Gary King of the NVIDIA Demo Team mentioned that they did this a lot in the "time machine" demo. He said that in long programs, texture lookups basically become free (if you are bottlenecked by the performance of the fragment shader, then the extra bandwidth cost is negligible). As an example, if you are doing a lot of normalization of vectors, it might be faster to use a normalization cubemap than to increase instruction and register count by normalizing in the program.
THis is just a few examples ,and probably there are a millions more..
that will clearly show the the importance of the way you program in
the Nv30. it is very flexible but also a very twitchy with the way
you code for it. ;)
so, *keep in mind *those benchmaks when looking at syntetic test
made by other IHV or programmers like Futuremark ,shadermark
and others as *proof * of the cards PS/VS performance ..
f they dont know the ins and out's of the card or does not have
the technical assistance of Nvidia ,then you will end wasting
BY FAR ,a lot of its potential and resources.
is easy to understand why NVidia and FUturemark still have
their diferences when it comes to the way of programming.
FAst in Nvidia Cg and very slow using HLSL ?
how about in the other way?
very fast in HLSL and very slow in Cg.
take a look here ,in this nice Topic ...
http://www.cgshaders.org/forums/viewtopic.php?t=962&sid=0570167f5399e149c9ba24a74d06c149
it is really important ,more than people think , *the way*
you program shaders to be rendered in the Geforcefx ..
or you can end wasting crucial performance , and/or
causing not necesary bottlenecks in the Nv30..

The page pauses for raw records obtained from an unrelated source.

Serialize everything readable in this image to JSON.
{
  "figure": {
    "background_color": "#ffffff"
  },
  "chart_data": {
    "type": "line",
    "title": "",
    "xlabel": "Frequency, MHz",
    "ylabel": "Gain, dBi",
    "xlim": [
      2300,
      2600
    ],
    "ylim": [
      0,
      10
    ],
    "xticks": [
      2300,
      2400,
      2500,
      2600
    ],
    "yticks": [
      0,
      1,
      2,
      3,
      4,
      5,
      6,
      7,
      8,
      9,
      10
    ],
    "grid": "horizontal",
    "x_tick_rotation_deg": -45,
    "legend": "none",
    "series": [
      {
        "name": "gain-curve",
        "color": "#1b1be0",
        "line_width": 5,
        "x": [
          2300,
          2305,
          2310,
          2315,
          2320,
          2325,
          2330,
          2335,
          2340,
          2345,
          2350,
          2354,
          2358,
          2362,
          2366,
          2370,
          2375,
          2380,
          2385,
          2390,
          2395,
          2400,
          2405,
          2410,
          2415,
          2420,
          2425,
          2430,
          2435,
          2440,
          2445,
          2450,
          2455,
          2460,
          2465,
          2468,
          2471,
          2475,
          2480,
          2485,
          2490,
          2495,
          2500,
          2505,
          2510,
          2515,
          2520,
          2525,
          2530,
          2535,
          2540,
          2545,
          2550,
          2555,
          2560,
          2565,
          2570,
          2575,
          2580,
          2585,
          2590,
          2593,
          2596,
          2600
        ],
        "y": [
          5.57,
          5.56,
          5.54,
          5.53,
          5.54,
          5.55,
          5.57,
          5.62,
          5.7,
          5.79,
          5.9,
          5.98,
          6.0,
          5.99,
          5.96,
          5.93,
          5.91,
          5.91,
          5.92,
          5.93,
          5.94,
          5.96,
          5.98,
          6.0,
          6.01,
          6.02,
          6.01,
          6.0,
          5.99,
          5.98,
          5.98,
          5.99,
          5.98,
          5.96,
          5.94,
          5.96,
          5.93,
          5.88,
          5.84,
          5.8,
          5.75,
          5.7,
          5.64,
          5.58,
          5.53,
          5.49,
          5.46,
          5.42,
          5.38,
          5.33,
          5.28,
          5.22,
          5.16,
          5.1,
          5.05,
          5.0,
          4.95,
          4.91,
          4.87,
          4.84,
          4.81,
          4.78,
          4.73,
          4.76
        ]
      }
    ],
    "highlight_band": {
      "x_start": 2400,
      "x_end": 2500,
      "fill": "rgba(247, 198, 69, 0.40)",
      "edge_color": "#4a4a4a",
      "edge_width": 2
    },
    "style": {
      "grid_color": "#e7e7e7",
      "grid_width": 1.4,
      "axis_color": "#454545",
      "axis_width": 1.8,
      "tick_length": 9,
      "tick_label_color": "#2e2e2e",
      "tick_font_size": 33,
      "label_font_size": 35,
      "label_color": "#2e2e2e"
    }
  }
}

hint (3dmark2003 and others...)
Now this IS interesting because while this shader is loved by Cg (FP30fixed 90fps , PS2.x 30 ps) HLSL absolutely hates it - only 9fps
so in the example above 90fps vs 9fps!!! ,any programmer that use
those test for PS performance of the Geforcefx vs R3XX ,he could end believing that the NV30 is 9 times slower than what they really are ,if he/she doesnt know how to take the best of the card.
another interesting info from one of the TImemachine demo
programmers ,where he explain some circunstances
where the Nv30 gets virtually "free performance"
when using LOng intructions shaders .
Gary King of the NVIDIA Demo Team mentioned that they did this a lot in the "time machine" demo. He said that in long programs, texture lookups basically become free (if you are bottlenecked by the performance of the fragment shader, then the extra bandwidth cost is negligible). As an example, if you are doing a lot of normalization of vectors, it might be faster to use a normalization cubemap than to increase instruction and register count by normalizing in the program.
THis is just a few examples ,and probably there are a millions more..
that will clearly show the the importance of the way you program in
the Nv30. it is very flexible but also a very twitchy with the way
you code for it. ;)
so, *keep in mind *those benchmaks when looking at syntetic test
made by other IHV or programmers like Futuremark ,shadermark
and others as *proof * of the cards PS/VS performance ..
f they dont know the ins and out's of the card or does not have
the technical assistance of Nvidia ,then you will end wasting
BY FAR ,a lot of its potential and resources.
is easy to understand why NVidia and FUturemark still have
their diferences when it comes to the way of programming.